The Demographics of the Austrian Presidential Election

On Sunday voters in Austria went to the polls to decide who would be their next President--a far-right candidate (Norbert Hofer) or the Green Party economics professor (Alexander Van der Bellen). Let's hear it for the economics professor, who won by a very slim margin, as noted by the NYTimes:
The result averted the prospect of the first right-wing populist head of state in post-Nazi Europe taking office in a democratic election. Yet the close result illustrated how deeply divided Austria is between left and right, and how thoroughly the centrist elites who have run the country since 1945 have fallen from public grace.

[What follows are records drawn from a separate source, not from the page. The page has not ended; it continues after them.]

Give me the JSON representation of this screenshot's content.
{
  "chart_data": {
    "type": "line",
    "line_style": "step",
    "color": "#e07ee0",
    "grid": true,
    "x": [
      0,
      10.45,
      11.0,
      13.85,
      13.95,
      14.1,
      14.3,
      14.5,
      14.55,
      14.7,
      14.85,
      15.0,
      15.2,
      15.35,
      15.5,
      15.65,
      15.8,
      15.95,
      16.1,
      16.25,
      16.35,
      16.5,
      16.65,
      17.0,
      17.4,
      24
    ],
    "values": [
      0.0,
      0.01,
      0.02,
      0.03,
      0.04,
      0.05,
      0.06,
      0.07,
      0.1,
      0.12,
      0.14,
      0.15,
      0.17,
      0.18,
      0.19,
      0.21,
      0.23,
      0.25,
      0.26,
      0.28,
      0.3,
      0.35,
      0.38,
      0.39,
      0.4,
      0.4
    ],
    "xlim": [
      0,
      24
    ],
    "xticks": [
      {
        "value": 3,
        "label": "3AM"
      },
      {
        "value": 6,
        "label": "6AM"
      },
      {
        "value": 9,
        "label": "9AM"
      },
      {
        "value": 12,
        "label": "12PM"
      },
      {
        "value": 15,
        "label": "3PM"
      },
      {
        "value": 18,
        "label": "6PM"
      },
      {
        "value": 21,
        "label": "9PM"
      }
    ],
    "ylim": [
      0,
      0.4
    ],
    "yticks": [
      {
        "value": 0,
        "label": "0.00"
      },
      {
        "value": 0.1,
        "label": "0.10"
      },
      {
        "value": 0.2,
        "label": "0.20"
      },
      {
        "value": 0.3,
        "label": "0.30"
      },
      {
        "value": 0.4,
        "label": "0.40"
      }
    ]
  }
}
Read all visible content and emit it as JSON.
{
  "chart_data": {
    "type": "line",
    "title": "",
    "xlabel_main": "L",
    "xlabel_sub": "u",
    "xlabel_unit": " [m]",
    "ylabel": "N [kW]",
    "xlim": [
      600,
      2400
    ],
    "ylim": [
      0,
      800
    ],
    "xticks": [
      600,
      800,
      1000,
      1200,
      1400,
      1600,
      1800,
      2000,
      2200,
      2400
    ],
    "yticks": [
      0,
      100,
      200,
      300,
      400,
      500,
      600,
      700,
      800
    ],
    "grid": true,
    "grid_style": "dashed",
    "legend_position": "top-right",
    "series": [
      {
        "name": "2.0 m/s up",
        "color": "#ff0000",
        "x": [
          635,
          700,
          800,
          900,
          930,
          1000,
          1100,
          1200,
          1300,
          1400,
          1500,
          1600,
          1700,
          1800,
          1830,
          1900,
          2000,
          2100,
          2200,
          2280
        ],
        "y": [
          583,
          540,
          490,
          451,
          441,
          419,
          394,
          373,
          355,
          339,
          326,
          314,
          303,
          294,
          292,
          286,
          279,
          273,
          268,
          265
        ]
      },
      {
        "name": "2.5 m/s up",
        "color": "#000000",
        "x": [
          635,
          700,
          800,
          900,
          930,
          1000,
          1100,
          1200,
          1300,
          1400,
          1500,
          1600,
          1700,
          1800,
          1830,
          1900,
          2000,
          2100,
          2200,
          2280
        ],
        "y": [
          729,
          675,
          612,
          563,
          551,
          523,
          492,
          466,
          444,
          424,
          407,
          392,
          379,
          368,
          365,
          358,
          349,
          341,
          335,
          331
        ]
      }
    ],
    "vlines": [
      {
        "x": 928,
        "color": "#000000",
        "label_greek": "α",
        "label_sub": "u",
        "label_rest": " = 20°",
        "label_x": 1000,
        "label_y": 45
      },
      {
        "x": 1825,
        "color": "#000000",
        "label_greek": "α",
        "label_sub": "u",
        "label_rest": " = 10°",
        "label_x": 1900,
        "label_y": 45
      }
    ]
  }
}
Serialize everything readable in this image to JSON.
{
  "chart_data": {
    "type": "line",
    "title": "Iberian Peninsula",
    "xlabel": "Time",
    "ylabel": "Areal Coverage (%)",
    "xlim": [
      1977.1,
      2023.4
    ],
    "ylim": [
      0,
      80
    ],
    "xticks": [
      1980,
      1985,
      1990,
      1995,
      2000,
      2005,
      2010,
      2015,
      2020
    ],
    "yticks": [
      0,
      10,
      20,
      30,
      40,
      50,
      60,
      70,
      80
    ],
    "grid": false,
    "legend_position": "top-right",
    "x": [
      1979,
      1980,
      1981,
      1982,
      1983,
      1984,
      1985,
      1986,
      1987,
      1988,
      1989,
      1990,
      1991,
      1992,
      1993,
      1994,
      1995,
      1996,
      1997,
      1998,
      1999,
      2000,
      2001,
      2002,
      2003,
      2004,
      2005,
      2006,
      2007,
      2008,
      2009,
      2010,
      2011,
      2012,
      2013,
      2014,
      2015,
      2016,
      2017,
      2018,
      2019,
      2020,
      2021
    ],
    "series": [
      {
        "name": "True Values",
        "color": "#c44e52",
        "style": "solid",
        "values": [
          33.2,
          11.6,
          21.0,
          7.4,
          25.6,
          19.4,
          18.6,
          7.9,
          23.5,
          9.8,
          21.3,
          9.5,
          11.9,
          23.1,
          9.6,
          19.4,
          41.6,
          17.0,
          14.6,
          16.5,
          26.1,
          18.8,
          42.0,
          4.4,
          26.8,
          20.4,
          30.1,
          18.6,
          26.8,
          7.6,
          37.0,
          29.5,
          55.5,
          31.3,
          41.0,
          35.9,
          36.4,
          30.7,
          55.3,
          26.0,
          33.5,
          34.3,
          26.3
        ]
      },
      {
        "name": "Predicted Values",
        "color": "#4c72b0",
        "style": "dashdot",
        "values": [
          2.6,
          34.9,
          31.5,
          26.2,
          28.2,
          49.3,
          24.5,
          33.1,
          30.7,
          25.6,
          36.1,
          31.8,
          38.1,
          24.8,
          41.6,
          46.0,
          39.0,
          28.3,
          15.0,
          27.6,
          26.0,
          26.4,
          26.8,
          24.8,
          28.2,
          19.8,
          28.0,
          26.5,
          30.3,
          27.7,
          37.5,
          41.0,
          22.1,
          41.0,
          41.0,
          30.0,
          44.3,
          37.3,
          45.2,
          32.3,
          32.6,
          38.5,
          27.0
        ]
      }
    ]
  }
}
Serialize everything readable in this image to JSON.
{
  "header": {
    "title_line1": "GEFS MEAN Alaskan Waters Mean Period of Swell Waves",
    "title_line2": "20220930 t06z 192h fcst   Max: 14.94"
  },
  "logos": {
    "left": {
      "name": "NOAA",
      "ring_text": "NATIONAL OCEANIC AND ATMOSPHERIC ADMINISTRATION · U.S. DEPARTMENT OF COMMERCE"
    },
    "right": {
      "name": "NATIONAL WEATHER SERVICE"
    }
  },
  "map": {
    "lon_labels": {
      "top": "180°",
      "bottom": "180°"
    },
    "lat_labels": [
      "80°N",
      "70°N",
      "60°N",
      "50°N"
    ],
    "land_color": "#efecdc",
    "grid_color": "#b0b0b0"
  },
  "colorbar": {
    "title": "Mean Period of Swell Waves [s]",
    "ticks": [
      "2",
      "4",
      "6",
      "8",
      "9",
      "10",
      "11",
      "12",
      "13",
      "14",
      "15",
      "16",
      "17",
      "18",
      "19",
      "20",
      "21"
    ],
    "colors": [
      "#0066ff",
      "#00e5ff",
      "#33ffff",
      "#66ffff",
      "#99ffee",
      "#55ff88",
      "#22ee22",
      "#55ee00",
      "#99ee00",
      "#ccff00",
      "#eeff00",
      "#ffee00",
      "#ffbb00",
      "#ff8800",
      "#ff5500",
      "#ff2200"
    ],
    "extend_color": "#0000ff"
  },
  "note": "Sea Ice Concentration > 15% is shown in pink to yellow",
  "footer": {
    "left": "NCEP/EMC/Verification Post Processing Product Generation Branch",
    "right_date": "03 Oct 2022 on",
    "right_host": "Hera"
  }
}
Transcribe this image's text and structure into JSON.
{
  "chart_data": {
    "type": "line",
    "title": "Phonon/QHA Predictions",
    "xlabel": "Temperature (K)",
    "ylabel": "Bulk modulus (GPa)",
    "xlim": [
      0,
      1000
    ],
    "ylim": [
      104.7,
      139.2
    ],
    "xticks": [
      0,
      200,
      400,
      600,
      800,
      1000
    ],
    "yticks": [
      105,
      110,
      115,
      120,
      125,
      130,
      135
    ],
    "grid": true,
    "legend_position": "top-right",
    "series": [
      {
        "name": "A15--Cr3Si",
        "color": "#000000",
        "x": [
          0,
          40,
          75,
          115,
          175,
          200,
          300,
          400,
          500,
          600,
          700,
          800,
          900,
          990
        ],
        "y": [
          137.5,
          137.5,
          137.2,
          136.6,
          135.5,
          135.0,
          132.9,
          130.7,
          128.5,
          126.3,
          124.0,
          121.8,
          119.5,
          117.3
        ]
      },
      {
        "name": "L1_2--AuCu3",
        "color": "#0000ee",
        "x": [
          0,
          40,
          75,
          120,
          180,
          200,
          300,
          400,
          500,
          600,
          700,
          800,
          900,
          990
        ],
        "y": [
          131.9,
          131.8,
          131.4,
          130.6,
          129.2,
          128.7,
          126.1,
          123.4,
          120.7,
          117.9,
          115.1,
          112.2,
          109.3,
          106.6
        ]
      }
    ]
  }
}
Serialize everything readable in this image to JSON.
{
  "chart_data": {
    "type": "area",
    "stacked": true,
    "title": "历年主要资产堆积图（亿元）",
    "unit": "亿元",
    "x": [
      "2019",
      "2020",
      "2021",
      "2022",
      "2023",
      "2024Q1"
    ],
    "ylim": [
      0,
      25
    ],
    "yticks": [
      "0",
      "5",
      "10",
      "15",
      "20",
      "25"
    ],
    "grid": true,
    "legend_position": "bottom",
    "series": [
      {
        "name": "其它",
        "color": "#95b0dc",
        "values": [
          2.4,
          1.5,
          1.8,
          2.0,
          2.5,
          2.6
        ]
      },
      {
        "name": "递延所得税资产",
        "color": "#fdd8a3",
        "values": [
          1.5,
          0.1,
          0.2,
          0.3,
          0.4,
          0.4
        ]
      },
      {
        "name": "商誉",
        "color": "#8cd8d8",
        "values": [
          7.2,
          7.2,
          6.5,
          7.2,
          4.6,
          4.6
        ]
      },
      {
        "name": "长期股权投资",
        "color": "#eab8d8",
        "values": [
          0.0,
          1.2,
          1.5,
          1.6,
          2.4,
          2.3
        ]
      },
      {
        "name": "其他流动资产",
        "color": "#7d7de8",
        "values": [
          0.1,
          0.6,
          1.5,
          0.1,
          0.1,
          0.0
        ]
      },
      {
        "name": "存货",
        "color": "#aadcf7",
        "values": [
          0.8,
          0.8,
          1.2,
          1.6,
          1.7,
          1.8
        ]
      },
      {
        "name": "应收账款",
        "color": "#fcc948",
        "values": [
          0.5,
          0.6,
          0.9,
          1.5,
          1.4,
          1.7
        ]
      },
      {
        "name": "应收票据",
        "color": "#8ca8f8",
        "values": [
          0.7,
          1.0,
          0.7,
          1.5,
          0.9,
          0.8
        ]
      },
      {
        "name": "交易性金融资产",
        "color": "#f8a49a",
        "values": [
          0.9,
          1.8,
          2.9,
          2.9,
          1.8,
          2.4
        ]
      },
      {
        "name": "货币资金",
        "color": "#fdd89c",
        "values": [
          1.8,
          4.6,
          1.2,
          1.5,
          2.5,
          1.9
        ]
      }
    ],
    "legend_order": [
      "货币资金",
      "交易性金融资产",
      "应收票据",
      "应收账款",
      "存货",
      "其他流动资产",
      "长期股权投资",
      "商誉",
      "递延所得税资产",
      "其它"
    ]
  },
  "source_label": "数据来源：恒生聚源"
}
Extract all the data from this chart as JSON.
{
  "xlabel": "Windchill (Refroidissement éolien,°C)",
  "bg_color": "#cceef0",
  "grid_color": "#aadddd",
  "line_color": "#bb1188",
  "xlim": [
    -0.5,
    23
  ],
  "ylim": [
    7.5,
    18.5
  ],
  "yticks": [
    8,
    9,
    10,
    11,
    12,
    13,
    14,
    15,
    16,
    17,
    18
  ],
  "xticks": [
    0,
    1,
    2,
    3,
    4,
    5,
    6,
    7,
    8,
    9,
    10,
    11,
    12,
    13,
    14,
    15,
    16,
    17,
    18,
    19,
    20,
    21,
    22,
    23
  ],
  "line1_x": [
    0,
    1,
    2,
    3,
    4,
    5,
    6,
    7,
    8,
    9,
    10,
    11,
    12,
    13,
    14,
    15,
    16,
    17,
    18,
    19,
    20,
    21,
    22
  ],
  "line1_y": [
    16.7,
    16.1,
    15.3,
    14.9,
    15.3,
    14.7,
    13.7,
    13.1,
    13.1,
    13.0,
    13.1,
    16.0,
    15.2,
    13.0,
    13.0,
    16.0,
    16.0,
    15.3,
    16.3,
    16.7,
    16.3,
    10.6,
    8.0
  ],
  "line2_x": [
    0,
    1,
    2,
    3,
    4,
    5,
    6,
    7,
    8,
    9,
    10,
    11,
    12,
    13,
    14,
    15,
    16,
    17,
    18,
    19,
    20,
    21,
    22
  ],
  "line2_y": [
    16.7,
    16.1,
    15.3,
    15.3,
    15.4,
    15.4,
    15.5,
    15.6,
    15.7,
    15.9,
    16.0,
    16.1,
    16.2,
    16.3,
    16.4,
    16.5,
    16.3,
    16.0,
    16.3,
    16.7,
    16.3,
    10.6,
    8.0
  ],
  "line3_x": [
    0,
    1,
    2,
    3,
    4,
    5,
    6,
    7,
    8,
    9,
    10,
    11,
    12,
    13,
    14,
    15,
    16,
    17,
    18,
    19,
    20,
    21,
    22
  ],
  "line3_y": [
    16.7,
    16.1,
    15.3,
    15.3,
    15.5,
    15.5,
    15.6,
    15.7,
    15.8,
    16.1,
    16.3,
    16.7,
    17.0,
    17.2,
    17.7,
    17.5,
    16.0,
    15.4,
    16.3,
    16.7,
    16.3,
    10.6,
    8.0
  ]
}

Those divisions are demographic and spatial. The NYTimes summarizes them as follows:
Polling experts said Mr. Van der Bellen had won the election with support from city dwellers — particularly in Vienna, which voted 61 percent for him — women and the highly educated.
Thanks go to PopulationData.Net for linking us to the details of that demographic analysis, which appears in the French paper, Le Monde. Graphs in the story show the rather remarkable divide between men and women in their support for the candidates (see below), with women more likely to vote for Van der Bellen while men were more likely to go for Hofer. 


The higher the level of education, the more likely were people to vote for Van der Bellen, and the map below shows that support for Van der Bellen came from the urban part of Austria, whereas the rural populations were more likely to support Hofer.